Small and tough, Suzuki’s now smarter-looking Jimny is an ultra-compact 4x4 with genuine character.
It’s feeling its age in terms of ride, handling and refinement but it’s hard to grumble at the prices being asked.
Although running costs are quite high, the Jimny is still just about the cheapest viable off-roader on the market.
In town, that high seating position and excellent all-round visibility make it great for nipping in and out of traffic.
The 1.3-litre all-aluminium 16v engine is in its element here too. On the open road, however, it can sound a little stretched due to the fact that most of its 85 braked horses are not available until you get the engine singing right up at 6,000rpm.
Handling around twisty tarmac is not as accomplished as the sharpest superminis, but it’s quite good enough to satisfy most.
Besides, there’s always the bonus, denied to conventional road users, that when the fancy takes you, the muddy stuff beckons.
Four-wheel drive is selectable via Suzuki’s ‘Drive Select’ system, a surprisingly painless operation that can be accomplished whilst on the move.
Over reasonably rough terrain, the little Suzuki inspires confidence, thanks to its tough ladder frame chassis, a standard design feature that many small off-roaders lack and which renders many virtually useless for real off-road work.
You’ll have to accept, however, that the Jimny won’t ultimately have the wherewithal to reach the places that larger off roaders can. At least not in normal circumstances.
Over in Iceland, they prefer light, simple little 4x4s like this because they don’t sink into the snow: in soft boggy conditions here, it might well be the same.
One drawback of all this off roading prowess is that it necessitates a harder, more jiggly ride. Again, it’s not something that will bother you too much on short journeys, where the light steering, progressive brakes and smooth gearchange make the little Suzuki easy to live with.

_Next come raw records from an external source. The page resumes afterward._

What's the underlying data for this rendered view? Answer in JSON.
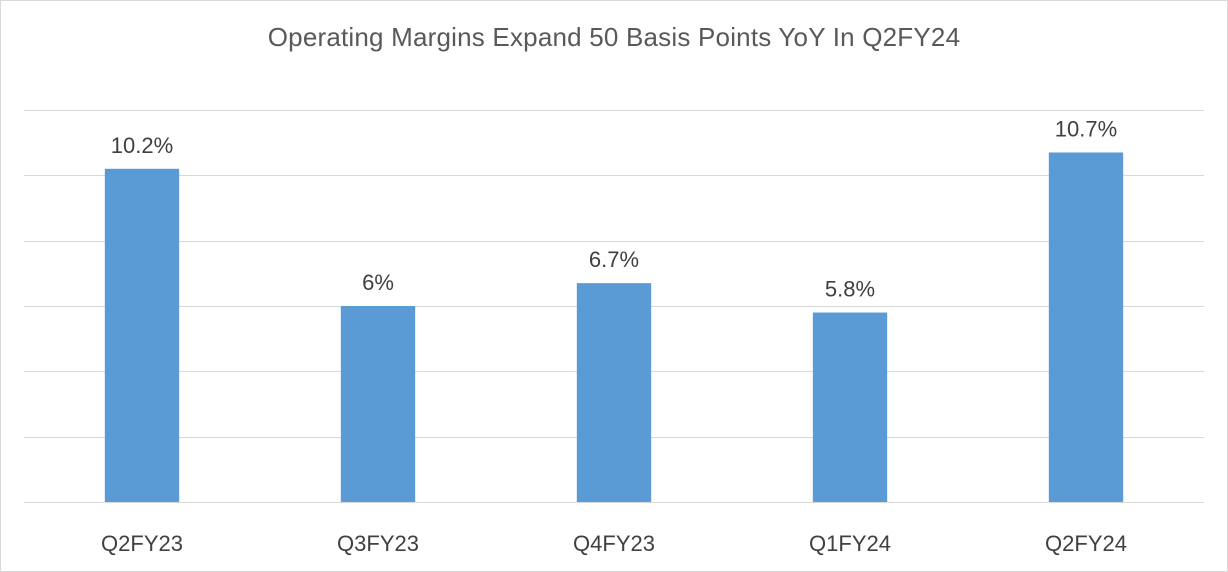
{
  "chart_data": {
    "type": "bar",
    "title": "Operating Margins Expand 50 Basis Points YoY In Q2FY24",
    "xlabel": "",
    "ylabel": "",
    "categories": [
      "Q2FY23",
      "Q3FY23",
      "Q4FY23",
      "Q1FY24",
      "Q2FY24"
    ],
    "values": [
      10.2,
      6,
      6.7,
      5.8,
      10.7
    ],
    "data_labels": [
      "10.2%",
      "6%",
      "6.7%",
      "5.8%",
      "10.7%"
    ],
    "ylim": [
      0,
      12
    ],
    "y_axis_visible": false,
    "grid": true,
    "legend": "none",
    "colors": {
      "bar": "#5b9bd5",
      "grid": "#d9d9d9",
      "text": "#404040",
      "title": "#595959"
    }
  }
}
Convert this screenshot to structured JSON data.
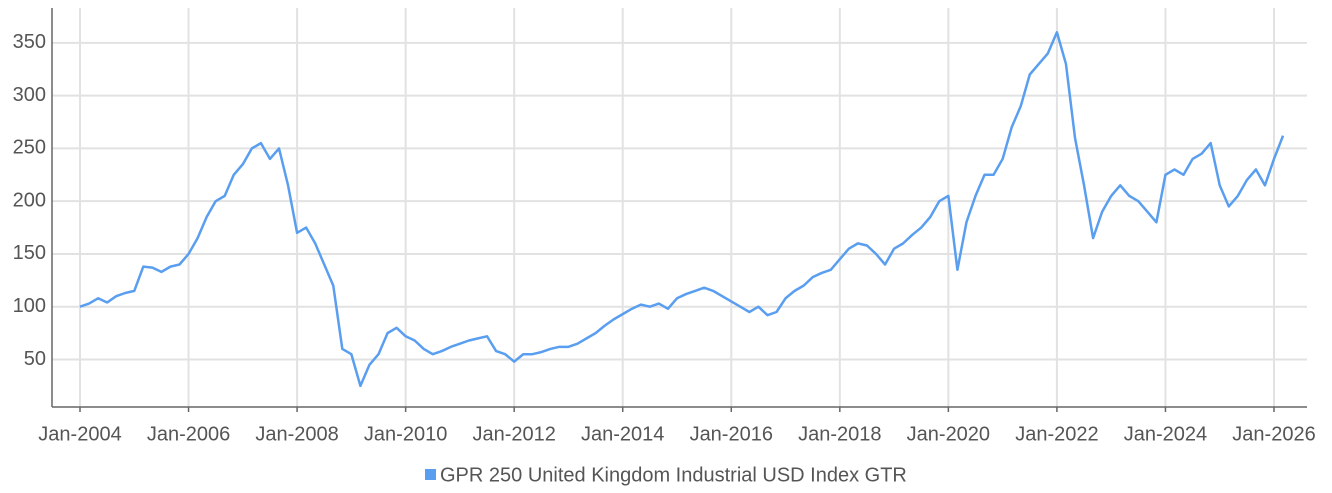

At first glance, the Jimny looks to be designed more for the mud than the metropolis.
Flared wheelarches, bulky side panels, roof rails and that spare wheel on the tailgate give it a purposeful look intended to reflect a ‘rugged personality’.
Design revisions to this current version include a smarter front bumper and grille design, a sleeker design bonnet shape incorporating a central air intake, plus repositioned front fog lamps.
The revised front bumper design has resulted in a slight increase in overall length of 30mm to 3,675mm - although the Jimny easily remains the most compact SUV on sale in the UK. Suzuki’s Jimny could be viewed as one of the most interesting budget small car choices on the market or as a bargain basement off-road tool.
It will appeal to buyers of both persuasions because despite being more than a little rough around the edges, the little Suzuki has character and real ability, which is rare in cars costing twice as much.
If you’re really likely to use the car’s off-roading ability, it makes far more sense than a traditional small hatchback, particularly as it can also perform that role to quite a competent standard.
Even if you’re not, as long as space and pace don’t rank as crucial virtues, the Jimny’s well worth considering as something a little different.